Student

‘More stuff doesn’t make us happy’

Sam van Es researches plant growth. But he also like to philosophize about the endless economic growth in the western world and the constant wish for more. It must be possible to change that, he thinks. Buying a book instead of the latest smartphone strikes him as a good start.
Tessa Louwerens

Sam van Es got his PhD in Molecular Biology on 18 September. He studied how TCP proteins regulate the growth and development of plants.

Proposition: Buying books is the closest a person can get to buying happiness.
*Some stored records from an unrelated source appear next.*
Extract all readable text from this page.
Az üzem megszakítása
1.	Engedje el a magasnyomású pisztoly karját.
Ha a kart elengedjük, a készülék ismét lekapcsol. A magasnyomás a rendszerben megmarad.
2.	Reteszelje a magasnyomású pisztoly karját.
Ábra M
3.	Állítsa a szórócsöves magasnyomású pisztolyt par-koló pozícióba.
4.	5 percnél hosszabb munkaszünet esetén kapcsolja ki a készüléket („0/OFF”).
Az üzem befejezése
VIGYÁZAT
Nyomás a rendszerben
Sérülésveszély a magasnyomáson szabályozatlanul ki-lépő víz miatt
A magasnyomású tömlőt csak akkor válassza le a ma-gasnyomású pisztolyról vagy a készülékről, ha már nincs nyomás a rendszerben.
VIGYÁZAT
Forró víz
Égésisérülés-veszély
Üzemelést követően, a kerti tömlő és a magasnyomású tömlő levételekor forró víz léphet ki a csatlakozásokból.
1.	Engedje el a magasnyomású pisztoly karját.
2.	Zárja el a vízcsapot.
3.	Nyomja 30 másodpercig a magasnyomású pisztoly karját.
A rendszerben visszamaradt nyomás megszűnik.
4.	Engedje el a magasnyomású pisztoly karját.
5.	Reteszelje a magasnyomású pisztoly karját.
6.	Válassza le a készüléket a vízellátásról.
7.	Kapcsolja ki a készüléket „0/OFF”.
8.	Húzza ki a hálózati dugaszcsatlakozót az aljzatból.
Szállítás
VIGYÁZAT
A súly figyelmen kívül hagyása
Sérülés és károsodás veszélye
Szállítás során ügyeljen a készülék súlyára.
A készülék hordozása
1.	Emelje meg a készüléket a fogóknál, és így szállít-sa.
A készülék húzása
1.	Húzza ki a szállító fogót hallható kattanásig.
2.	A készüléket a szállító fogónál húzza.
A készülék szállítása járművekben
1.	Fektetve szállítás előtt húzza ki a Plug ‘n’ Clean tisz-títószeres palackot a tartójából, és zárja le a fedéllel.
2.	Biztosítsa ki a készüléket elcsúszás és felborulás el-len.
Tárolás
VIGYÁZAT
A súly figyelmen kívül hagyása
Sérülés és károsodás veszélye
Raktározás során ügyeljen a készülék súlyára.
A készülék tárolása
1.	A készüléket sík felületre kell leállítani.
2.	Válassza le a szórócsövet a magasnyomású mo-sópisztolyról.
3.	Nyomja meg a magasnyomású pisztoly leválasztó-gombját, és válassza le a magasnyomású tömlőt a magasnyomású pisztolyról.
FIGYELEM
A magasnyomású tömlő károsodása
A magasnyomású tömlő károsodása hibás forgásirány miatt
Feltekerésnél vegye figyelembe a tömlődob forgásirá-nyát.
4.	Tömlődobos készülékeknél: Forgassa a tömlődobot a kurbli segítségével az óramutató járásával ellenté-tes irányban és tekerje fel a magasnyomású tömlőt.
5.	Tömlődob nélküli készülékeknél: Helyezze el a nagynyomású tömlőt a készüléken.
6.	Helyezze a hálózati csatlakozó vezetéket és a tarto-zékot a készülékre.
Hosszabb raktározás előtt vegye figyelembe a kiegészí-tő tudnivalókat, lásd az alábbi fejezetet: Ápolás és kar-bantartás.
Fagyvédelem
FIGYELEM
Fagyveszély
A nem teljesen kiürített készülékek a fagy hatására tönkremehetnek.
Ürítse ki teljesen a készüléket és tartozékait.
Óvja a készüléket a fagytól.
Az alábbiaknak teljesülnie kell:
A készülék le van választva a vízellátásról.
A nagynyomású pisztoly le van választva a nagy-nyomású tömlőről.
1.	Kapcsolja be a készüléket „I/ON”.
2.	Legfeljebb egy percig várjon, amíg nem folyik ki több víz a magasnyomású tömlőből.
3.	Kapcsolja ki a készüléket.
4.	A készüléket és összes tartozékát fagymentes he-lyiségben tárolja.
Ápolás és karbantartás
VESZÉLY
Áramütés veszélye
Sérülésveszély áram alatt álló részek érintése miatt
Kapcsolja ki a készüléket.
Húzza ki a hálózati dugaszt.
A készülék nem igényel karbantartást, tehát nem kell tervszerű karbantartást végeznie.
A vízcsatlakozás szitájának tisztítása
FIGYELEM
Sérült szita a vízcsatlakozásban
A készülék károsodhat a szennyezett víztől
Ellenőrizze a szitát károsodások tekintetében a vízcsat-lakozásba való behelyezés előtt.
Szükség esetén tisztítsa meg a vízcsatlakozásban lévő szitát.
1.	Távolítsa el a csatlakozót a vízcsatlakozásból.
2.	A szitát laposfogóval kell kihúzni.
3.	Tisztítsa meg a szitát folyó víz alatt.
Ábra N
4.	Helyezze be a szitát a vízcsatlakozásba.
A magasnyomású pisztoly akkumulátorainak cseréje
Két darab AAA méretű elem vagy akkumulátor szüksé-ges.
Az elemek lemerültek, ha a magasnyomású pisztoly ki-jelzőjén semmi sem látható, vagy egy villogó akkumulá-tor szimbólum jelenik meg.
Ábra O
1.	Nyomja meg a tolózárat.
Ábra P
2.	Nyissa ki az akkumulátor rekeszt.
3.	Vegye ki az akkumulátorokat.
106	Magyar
‘Our society revolves around the incorrect assumption that more stuff makes us happier. That pursuit of happiness is what life is all about. Now of course books are things too, so in that sense my proposition might seem contradictory. But what I think is that when you buy a book, you are not just buying a thing but also the knowledge, the ideas, the dreams and the fantasies it contains. So if you have to buy something, books bring you closer to happiness than the latest smartphone. I am not arguing for a super-minimalist lifestyle, but I don’t believe that new things are better by definition. My motorbike, for example, is 25 years old, but I wouldn’t get any more pleasure out of a new one. So I am materialistic too.

That constant wish for more is fed by marketing. The economy is sacred, and for it to shrink would be disastrous. So to realize that constant growth, more and more stuff must be produced and bought. Advertising shows us images of happy people with their new car. Coca-Cola is even advertised as “happiness in a bottle.” Whether consciously or not, you go along with that.

I am more in favour of a different economic model, such as the doughnut economy. In that model you have to stay inside the ring of an imaginary doughnut in order to make sure there is enough to provide for people’s basic needs. But for sustainable production, you don’t go beyond the outer ring either. So it is based on limits instead of the endless economic growth that we currently aim at.’